Per Iannazzi si tratta de "la tragedia della sostituzione" che dimostra che "i citati vocaboli inglesi sono ormai stati assimilati stabilmente nella nostra povera[!] lingua italiana". Quando invece è la prova di un arricchimento dell'italiano e di una possibilità in più a disposizione del parlante.
Iannazzi sembra al riguardo non tener conto di quanto scrive nel § successivo "L'Italiano è nelle mani dei nostri governanti e dei nostri concittadini", dove si sofferma opportunamente su "l’uso, signore assoluto del linguaggio, fonte del suo diritto e sua legge". Dove pure ricorda che "Le acute parole di Orazio ci dicono come sia l’uso, che ne fanno i parlanti, a decretare il mantenimento in vita di una lingua.".

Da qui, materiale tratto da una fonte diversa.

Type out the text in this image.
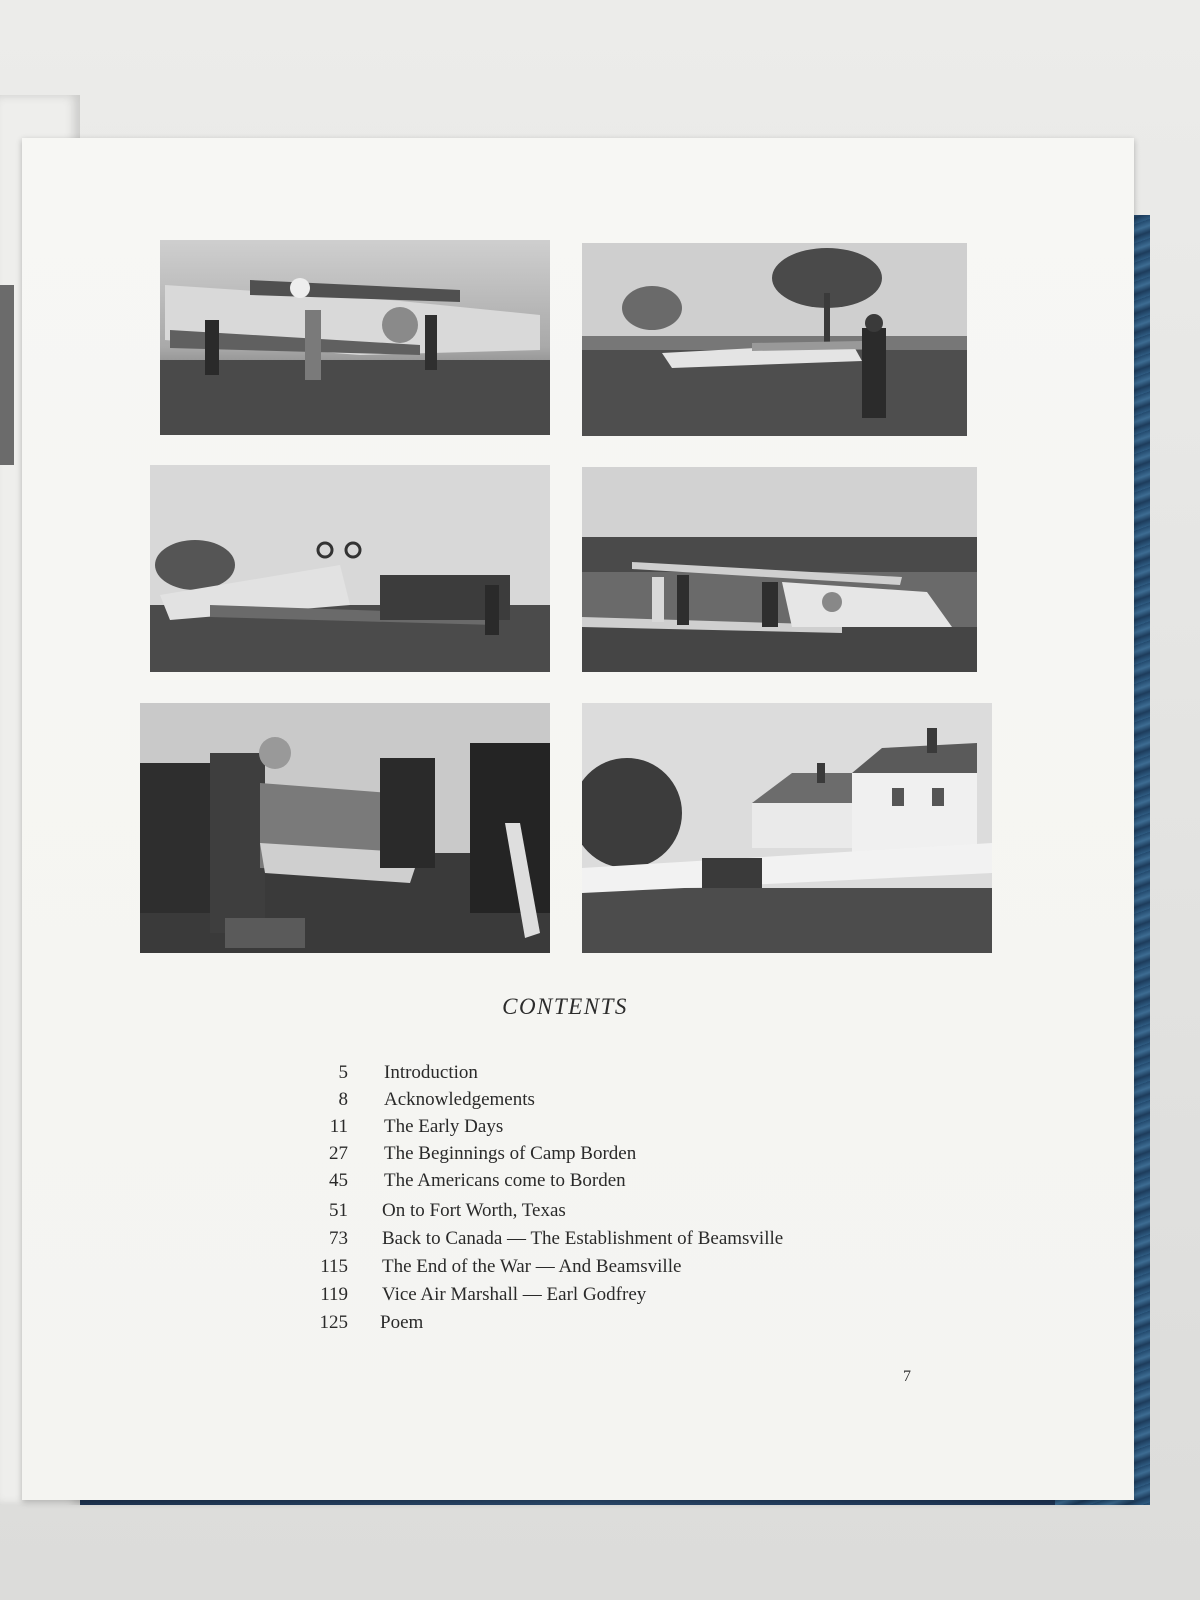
CONTENTS
5 Introduction
8 Acknowledgements
11 The Early Days
27 The Beginnings of Camp Borden
45 The Americans come to Borden
51 On to Fort Worth, Texas
73 Back to Canada — The Establishment of Beamsville
115 The End of the War — And Beamsville
119 Vice Air Marshall — Earl Godfrey
125 Poem
7
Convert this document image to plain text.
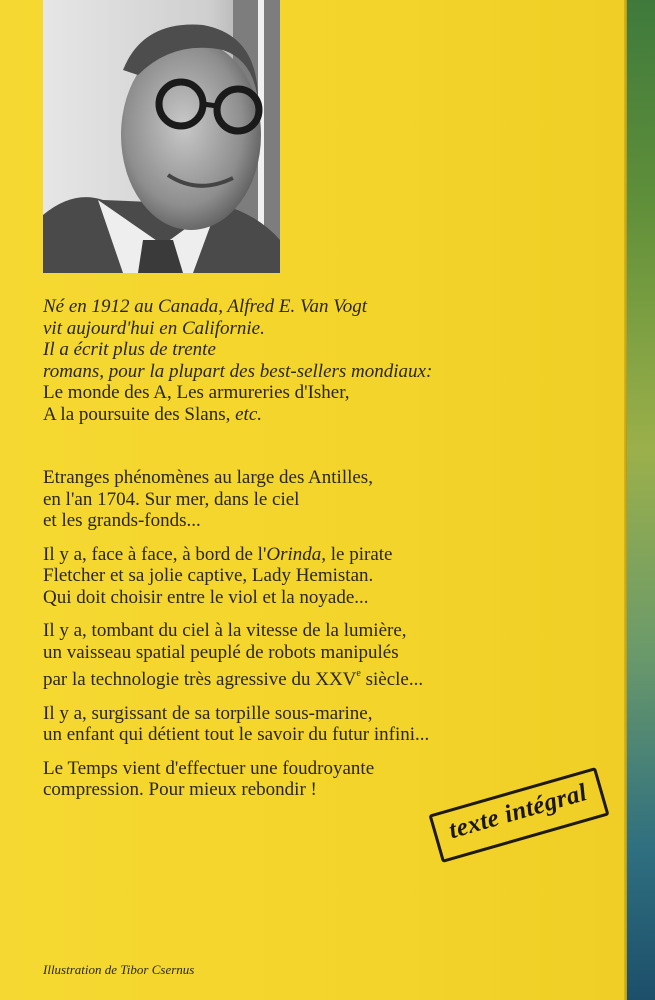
Né en 1912 au Canada, Alfred E. Van Vogt
vit aujourd'hui en Californie.
Il a écrit plus de trente
romans, pour la plupart des best-sellers mondiaux:
Le monde des A, Les armureries d'Isher,
A la poursuite des Slans, etc.

Etranges phénomènes au large des Antilles,
en l'an 1704. Sur mer, dans le ciel
et les grands-fonds...

Il y a, face à face, à bord de l'Orinda, le pirate
Fletcher et sa jolie captive, Lady Hemistan.
Qui doit choisir entre le viol et la noyade...

Il y a, tombant du ciel à la vitesse de la lumière,
un vaisseau spatial peuplé de robots manipulés
par la technologie très agressive du XXVe siècle...

Il y a, surgissant de sa torpille sous-marine,
un enfant qui détient tout le savoir du futur infini...

Le Temps vient d'effectuer une foudroyante
compression. Pour mieux rebondir !	texte intégral
Illustration de Tibor Csernus
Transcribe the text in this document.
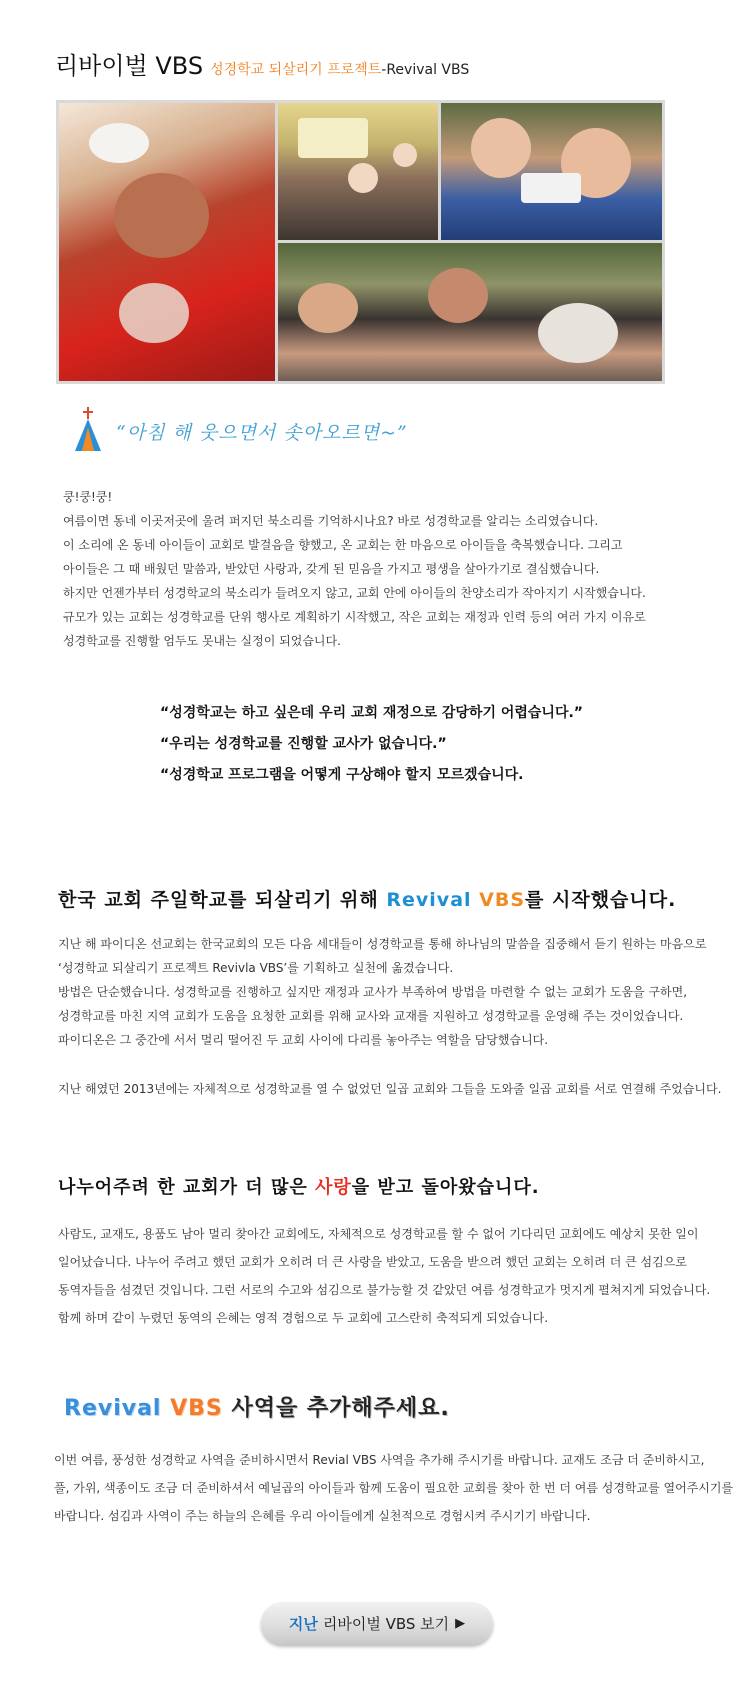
리바이벌 VBS 성경학교 되살리기 프로젝트 -Revival VBS
“아침 해 웃으면서 솟아오르면~”
쿵!쿵!쿵!
여름이면 동네 이곳저곳에 울려 퍼지던 북소리를 기억하시나요? 바로 성경학교를 알리는 소리였습니다.
이 소리에 온 동네 아이들이 교회로 발걸음을 향했고, 온 교회는 한 마음으로 아이들을 축복했습니다. 그리고
아이들은 그 때 배웠던 말씀과, 받았던 사랑과, 갖게 된 믿음을 가지고 평생을 살아가기로 결심했습니다.
하지만 언젠가부터 성경학교의 북소리가 들려오지 않고, 교회 안에 아이들의 찬양소리가 작아지기 시작했습니다.
규모가 있는 교회는 성경학교를 단위 행사로 계획하기 시작했고, 작은 교회는 재정과 인력 등의 여러 가지 이유로
성경학교를 진행할 엄두도 못내는 실정이 되었습니다.
“성경학교는 하고 싶은데 우리 교회 재정으로 감당하기 어렵습니다.”
“우리는 성경학교를 진행할 교사가 없습니다.”
“성경학교 프로그램을 어떻게 구상해야 할지 모르겠습니다.
한국 교회 주일학교를 되살리기 위해 Revival VBS를 시작했습니다.
지난 해 파이디온 선교회는 한국교회의 모든 다음 세대들이 성경학교를 통해 하나님의 말씀을 집중해서 듣기 원하는 마음으로
‘성경학교 되살리기 프로젝트 Revivla VBS’를 기획하고 실천에 옮겼습니다.
방법은 단순했습니다. 성경학교를 진행하고 싶지만 재정과 교사가 부족하여 방법을 마련할 수 없는 교회가 도움을 구하면,
성경학교를 마친 지역 교회가 도움을 요청한 교회를 위해 교사와 교재를 지원하고 성경학교를 운영해 주는 것이었습니다.
파이디온은 그 중간에 서서 멀리 떨어진 두 교회 사이에 다리를 놓아주는 역할을 담당했습니다.
지난 해였던 2013년에는 자체적으로 성경학교를 열 수 없었던 일곱 교회와 그들을 도와줄 일곱 교회를 서로 연결해 주었습니다.
나누어주려 한 교회가 더 많은 사랑을 받고 돌아왔습니다.
사람도, 교재도, 용품도 남아 멀리 찾아간 교회에도, 자체적으로 성경학교를 할 수 없어 기다리던 교회에도 예상치 못한 일이
일어났습니다. 나누어 주려고 했던 교회가 오히려 더 큰 사랑을 받았고, 도움을 받으려 했던 교회는 오히려 더 큰 섬김으로
동역자들을 섬겼던 것입니다. 그런 서로의 수고와 섬김으로 불가능할 것 같았던 여름 성경학교가 멋지게 펼쳐지게 되었습니다.
함께 하며 같이 누렸던 동역의 은혜는 영적 경험으로 두 교회에 고스란히 축적되게 되었습니다.
Revival VBS 사역을 추가해주세요.
이번 여름, 풍성한 성경학교 사역을 준비하시면서 Revial VBS 사역을 추가해 주시기를 바랍니다. 교재도 조금 더 준비하시고,
풀, 가위, 색종이도 조금 더 준비하셔서 예닐곱의 아이들과 함께 도움이 필요한 교회를 찾아 한 번 더 여름 성경학교를 열어주시기를
바랍니다. 섬김과 사역이 주는 하늘의 은혜를 우리 아이들에게 실천적으로 경험시켜 주시기기 바랍니다.
지난 리바이벌 VBS 보기 ▶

E questo vale naturalmente per tutti i "doni" stranieri integrali, variamente adattati o ricalcati.
Per una mia più esplicita concezione laica, antipuristica, sul tema della macro-fedeltà e micro-infedeltà linguistica nel rapporto tra l'italiano e l'inglese il lettore potrà rifarsi a vari miei interventi in questo blog. Per un'analisi più sistematica rinvio invece a un mio intervento apparso il 3 aprile 2016 nel sito della Treccani I "doni" ovvero le "importazioni" dell'inglese in italiano, in “Speciale nella sezione Lingua italiana del portale Treccani.it sulla vexata quaestio del morbus anglicus” a cura di Silverio Novelli.
Sommario
1. L'evento culturale
2. Il punto di vista del linguista
3. Gli anglicismi (neopuristicamente) ess. di "sgretolamento" dell'italiano e di "comportamento masochista" degli italiani?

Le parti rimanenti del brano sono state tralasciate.